Oltre ai digital marketing manager, quali sono le nuove figure professionali candidate a portare valore aggiunto alla distribuzione?
“Sono le stesse che dovranno portare valore aggiunto in tutti i settori: persone con forte competenza e capacità di capire la tecnologia che non siano però dei meri tecnici, perché devono in realtà contribuire alla strategia di business nel suo complesso. Ci sono poi altre persone con skill più specifiche: chief marketing technology officer che sappiano selezionare e gestire le tecnologie (oggi il marketing spende in tecnologia più dell’It), analisti in grado di leggere e interpretare le montagne di dati disponibili, esperti di customer experience che sappiano progettare l’esperienza a 360°. Sono un po’ stufo ormai di sentire parlare di digital marketing, perché questo è marketing e strategia e non si può più pensare che sono cose da tecnici, pena trovarsi presto ai margini del business.
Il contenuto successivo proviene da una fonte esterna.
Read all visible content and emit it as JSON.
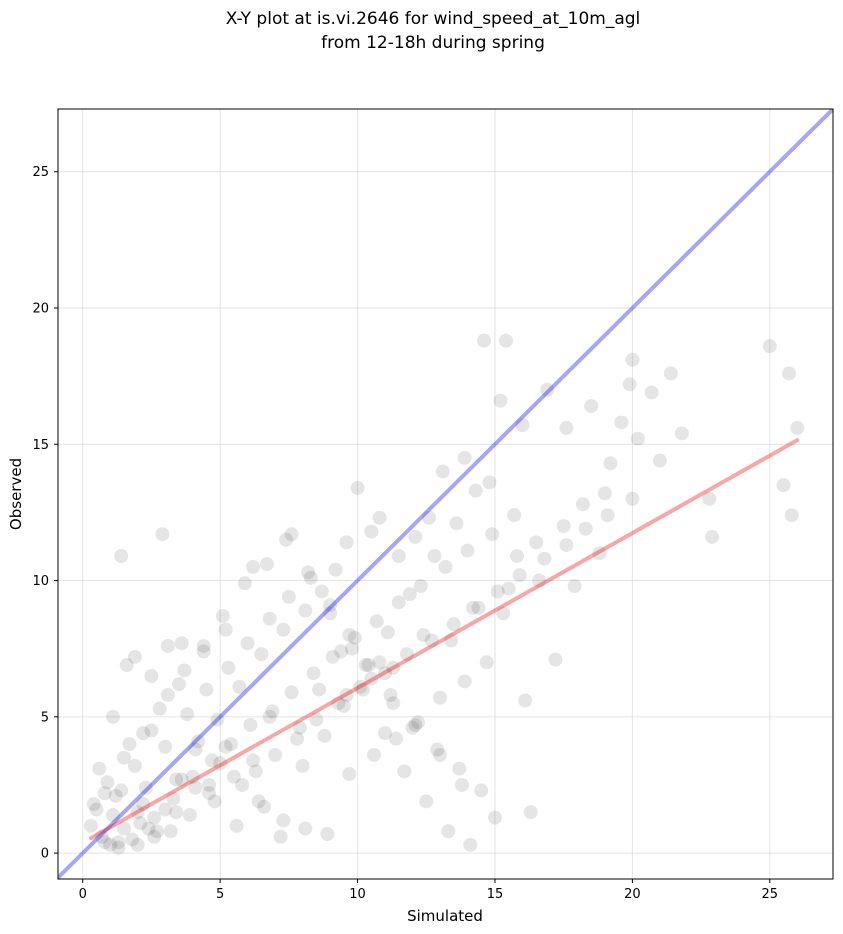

Ho letto pochi giorni fa questa citazione del Cmo di Kimberly che mi sembra molto chiara in tal senso: We don’t believe in digital marketing. We believe in marketing in a digitalworld, and there’s a huge difference. Questo però comporta l’accesso di persone con questo nuovo approccio a dei livelli di leadership da cui influenzare il corso strategico delle proprie organizzazioni. Non si può infatti far crescere una cultura multicanale e  customer centrica solo dall’esterno”.